Sunday, July 24, 2011

I heard the news about Amy Winehouse's death yesterday afternoon on the radio as I was driving home. Despite the struggles that she lived out in such a painfully public way, her death has still come as a shock to so, so many. I know that I was shocked, and yet, if I'm honest, I wasn't surprised. She was in and out of rehab many times for drug and alcohol addiction, her tours were cancelled due to her instability, she got into legal trouble more than once, she displayed erratic behaviors with people and repeated these patterns in the public eye over the course of the last few years. The thing is... in spite of all of these major red flags, her death is still shocking. I don't think we ever actually expect people to die, even when they are engaging in self destructive and self harming behaviors. 

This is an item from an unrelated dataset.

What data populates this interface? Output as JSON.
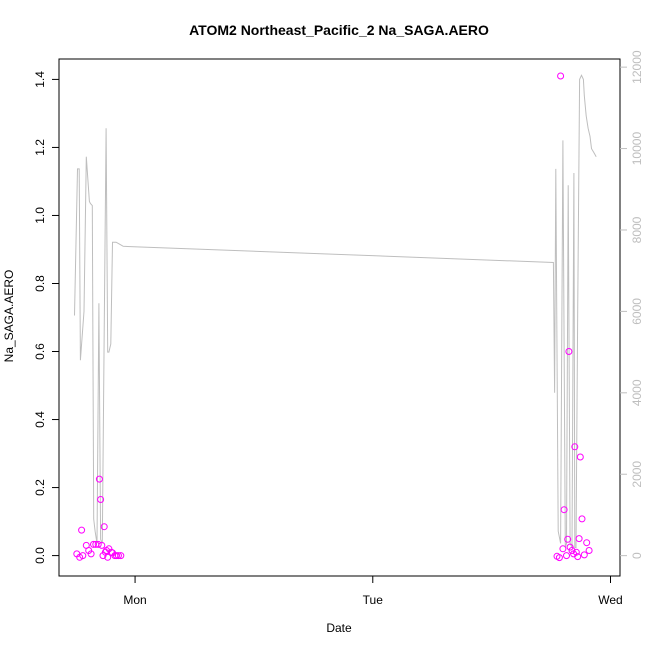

I am one part sad and devastated over the tragedy of it all, and one part angry. It is so hard to see this happen, when it seems like it could have been avoided somehow. I wrote a post a few years ago when Brittany Murphy passed away (to check it out, follow this link) and I have some of the same feelings now that I did then. Hopefully this can serve as a big wake-up call.. As well as a reminder that while people are ultimately responsible for their own actions and choices, if there are people in our lives that we see struggling-- with addiction, an eating disorder, or any other life threatening condition or behavior that is rooted in mental health/mental illness-- it is essential to act!

I have read quotes by Amy's mother in a few articles, and she admitted that her daughter's premature death was only a matter of time. Someone who is struggling with addiction must take the steps to get better, and must choose to get help- no one can do this for the person suffering. However, in order to get to that place, sometimes people need tough love by the people who are in their lives. While Amy's tour had recently been cancelled so that she could work on her health and recovery (allegedly her drinking), I just wonder if there is something more that could have been done. Maybe her record label could have put more serious sanctions in place, or the people that worked for her could have refused to continue to take care of her. These questions aren't coming from a place of judgment, because who knows, maybe these things were going on behind the scenes! The point is... if you know someone who is struggling, don't be afraid to step in and encourage them to get help, or seek treatment. If it means creating different boundaries in your friendship or relationship with this person until they are healthy, then do what is necessary!! 

If you are the one struggling and you are ambivalent about getting better, perhaps this is a good time to consider some very important things. What kind of life do you want to have? What sort of things are interfering with you from having that life? Do you believe that you are putting yourself in danger? Do you trust the people around you, and their concern and care for you? If not, why? What is holding you back from living the life you want? Often, these answers can be rooted in deeply painful places, and it is tough to face them. I encourage you to approach these questions thoughtfully, and move in a direction towards healing. The loss of Amy's life (and many others as a result of addiction, eating disorders, etc) is truly tragic and there is hope.